- Stokes Township, Minnesota Location within the state of Minnesota Stokes Township, Minnesota Stokes Township, Minnesota (the United States)
- Coordinates: 48°46′6″N 95°57′13″W﻿ / ﻿48.76833°N 95.95361°W
- Country: United States
- State: Minnesota
- County: Roseau

Area
- • Total: 36.0 sq mi (93.3 km^{2})
- • Land: 36.0 sq mi (93.3 km^{2})
- • Water: 0 sq mi (0.0 km^{2})
- Elevation: 1,096 ft (334 m)

Population (2000)
- • Total: 229
- • Density: 6.5/sq mi (2.5/km^{2})
- Time zone: UTC-6 (Central (CST))
- • Summer (DST): UTC-5 (CDT)
- FIPS code: 27-62932
- GNIS feature ID: 0665716

= Stokes Township, Roseau County, Minnesota =

Township in Minnesota, United States

Stokes Township is a township in Roseau County, Minnesota, United States. The population was 229 at the 2000 census.

Stokes Township bears the name of George Stokes, an early settler.

==Geography==
According to the United States Census Bureau, the township has a total area of 36.0 square miles (93.3 km^{2}), all land.

==Demographics==
As of the census of 2000, there were 229 people, 82 households, and 66 families residing in the township. The population density was 6.4 people per square mile (2.5/km^{2}). There were 88 housing units at an average density of 2.4/sq mi (0.9/km^{2}). The racial makeup of the township was 99.13% White, 0.44% from other races, and 0.44% from two or more races. Hispanic or Latino of any race were 1.31% of the population.

There were 82 households, out of which 45.1% had children under the age of 18 living with them, 67.1% were married couples living together, 8.5% had a female householder with no husband present, and 18.3% were non-families. 17.1% of all households were made up of individuals, and 9.8% had someone living alone who was 65 years of age or older. The average household size was 2.79 and the average family size was 3.03.
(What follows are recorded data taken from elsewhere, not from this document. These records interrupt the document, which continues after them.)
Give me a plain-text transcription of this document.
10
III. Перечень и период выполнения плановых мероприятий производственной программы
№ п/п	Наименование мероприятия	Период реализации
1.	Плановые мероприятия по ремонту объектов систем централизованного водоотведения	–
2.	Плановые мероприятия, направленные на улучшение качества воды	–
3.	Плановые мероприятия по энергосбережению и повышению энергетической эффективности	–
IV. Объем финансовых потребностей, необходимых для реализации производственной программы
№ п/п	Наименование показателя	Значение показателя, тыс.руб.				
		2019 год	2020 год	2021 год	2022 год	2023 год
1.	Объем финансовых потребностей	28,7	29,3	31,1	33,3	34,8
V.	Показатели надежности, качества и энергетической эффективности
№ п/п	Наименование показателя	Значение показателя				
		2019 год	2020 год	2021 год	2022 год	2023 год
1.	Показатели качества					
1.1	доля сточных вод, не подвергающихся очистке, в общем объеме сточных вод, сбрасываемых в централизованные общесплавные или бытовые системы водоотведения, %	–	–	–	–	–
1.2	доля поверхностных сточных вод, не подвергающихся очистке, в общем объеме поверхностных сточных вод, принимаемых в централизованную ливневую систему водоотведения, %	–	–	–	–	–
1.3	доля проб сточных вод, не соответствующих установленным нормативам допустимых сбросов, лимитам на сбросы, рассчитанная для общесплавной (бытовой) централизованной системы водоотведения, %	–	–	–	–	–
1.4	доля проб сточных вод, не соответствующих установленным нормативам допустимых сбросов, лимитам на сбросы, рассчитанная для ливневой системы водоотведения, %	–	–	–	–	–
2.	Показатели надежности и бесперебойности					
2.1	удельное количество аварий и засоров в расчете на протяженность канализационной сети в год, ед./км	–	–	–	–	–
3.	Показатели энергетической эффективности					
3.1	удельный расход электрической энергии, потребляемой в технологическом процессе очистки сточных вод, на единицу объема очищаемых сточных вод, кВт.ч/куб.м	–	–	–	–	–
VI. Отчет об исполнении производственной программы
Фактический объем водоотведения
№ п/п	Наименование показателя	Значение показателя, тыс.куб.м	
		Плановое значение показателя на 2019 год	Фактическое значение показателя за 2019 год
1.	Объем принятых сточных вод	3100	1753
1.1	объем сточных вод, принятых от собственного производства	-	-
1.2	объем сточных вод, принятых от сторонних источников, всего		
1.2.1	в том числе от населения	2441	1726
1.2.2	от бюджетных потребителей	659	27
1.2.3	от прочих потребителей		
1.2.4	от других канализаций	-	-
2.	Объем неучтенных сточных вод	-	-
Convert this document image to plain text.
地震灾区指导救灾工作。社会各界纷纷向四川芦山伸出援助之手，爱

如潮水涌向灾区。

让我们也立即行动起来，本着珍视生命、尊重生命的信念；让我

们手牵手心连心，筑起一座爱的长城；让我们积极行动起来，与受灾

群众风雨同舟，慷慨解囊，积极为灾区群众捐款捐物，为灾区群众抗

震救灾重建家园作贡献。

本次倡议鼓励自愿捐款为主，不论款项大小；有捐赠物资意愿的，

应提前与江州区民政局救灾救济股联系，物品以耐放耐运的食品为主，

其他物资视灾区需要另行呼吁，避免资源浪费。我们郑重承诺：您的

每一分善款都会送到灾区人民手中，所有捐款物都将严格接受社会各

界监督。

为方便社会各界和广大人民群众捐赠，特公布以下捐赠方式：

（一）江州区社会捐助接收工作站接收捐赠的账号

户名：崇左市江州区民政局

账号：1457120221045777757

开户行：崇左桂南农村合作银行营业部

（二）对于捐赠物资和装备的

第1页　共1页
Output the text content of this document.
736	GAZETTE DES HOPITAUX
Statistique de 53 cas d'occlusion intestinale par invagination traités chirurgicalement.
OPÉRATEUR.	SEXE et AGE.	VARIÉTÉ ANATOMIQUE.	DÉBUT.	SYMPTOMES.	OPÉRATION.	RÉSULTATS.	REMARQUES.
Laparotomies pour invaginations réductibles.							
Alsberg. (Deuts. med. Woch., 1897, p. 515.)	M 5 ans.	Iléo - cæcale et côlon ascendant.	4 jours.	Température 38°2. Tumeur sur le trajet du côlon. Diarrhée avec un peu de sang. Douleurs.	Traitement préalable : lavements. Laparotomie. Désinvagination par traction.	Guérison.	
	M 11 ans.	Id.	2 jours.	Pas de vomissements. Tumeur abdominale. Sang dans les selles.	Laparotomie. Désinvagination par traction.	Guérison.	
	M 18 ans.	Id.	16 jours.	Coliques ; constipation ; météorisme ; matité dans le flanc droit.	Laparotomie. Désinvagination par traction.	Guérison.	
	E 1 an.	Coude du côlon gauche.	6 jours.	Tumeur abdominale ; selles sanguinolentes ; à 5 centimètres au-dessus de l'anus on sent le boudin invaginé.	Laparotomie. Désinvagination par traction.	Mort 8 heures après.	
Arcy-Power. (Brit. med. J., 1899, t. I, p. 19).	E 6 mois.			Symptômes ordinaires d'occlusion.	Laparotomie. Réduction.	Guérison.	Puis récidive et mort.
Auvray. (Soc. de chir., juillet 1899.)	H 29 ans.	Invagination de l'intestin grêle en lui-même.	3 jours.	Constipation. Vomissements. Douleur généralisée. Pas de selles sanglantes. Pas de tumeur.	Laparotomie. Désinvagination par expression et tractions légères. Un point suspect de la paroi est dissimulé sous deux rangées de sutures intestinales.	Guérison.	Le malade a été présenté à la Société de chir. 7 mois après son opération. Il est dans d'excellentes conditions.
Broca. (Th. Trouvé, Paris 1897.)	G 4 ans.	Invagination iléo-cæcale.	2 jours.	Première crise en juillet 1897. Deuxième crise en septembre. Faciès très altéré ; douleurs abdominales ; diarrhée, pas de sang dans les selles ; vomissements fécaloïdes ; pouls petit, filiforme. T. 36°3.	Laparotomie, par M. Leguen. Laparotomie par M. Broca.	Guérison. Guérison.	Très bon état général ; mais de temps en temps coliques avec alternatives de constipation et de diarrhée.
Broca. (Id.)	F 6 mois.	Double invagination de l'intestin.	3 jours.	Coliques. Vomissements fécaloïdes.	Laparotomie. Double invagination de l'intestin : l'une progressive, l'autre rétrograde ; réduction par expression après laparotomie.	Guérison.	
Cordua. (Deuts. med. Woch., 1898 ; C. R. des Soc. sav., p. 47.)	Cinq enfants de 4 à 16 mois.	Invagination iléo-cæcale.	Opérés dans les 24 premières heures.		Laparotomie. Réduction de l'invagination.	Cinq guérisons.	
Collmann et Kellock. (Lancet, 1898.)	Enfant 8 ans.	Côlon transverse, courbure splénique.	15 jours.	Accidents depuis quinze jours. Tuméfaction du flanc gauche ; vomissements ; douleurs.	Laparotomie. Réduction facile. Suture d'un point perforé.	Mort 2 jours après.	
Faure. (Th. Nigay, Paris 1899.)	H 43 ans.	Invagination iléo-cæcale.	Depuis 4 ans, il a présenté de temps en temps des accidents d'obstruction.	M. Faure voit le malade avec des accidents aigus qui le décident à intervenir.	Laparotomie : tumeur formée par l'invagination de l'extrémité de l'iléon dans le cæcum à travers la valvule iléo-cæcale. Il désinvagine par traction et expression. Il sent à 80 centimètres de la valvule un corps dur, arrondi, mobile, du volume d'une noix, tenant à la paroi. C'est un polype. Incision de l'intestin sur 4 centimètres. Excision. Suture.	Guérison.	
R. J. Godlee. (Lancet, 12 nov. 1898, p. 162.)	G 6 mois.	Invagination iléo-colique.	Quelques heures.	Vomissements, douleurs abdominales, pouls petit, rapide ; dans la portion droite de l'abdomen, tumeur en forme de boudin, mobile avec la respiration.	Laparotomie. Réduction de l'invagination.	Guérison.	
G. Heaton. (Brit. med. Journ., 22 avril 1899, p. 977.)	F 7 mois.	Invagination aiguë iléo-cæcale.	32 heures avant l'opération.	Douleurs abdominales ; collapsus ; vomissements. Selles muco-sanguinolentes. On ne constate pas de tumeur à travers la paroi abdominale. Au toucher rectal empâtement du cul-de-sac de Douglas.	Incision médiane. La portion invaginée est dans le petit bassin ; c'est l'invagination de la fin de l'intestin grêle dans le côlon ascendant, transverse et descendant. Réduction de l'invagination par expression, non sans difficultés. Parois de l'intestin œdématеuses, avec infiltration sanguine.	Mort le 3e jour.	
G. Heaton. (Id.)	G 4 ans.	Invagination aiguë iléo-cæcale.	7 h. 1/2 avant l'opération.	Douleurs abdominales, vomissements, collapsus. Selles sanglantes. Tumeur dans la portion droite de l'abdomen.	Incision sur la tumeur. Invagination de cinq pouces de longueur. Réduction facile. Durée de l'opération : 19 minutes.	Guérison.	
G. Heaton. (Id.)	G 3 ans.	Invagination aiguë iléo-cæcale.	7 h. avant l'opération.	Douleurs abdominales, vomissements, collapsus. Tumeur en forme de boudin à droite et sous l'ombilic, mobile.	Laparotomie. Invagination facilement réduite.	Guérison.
In the township the population was spread out, with 31.4% under the age of 18, 5.2% from 18 to 24, 31.9% from 25 to 44, 23.6% from 45 to 64, and 7.9% who were 65 years of age or older. The median age was 35 years. For every 100 females, there were 112.0 males. For every 100 females age 18 and over, there were 121.1 males.

The median income for a household in the township was $39,531, and the median income for a family was $40,313. Males had a median income of $27,708 versus $21,250 for females. The per capita income for the township was $17,653. About 4.5% of families and 9.6% of the population were below the poverty line, including 11.8% of those under the age of eighteen and 16.7% of those 65 or over.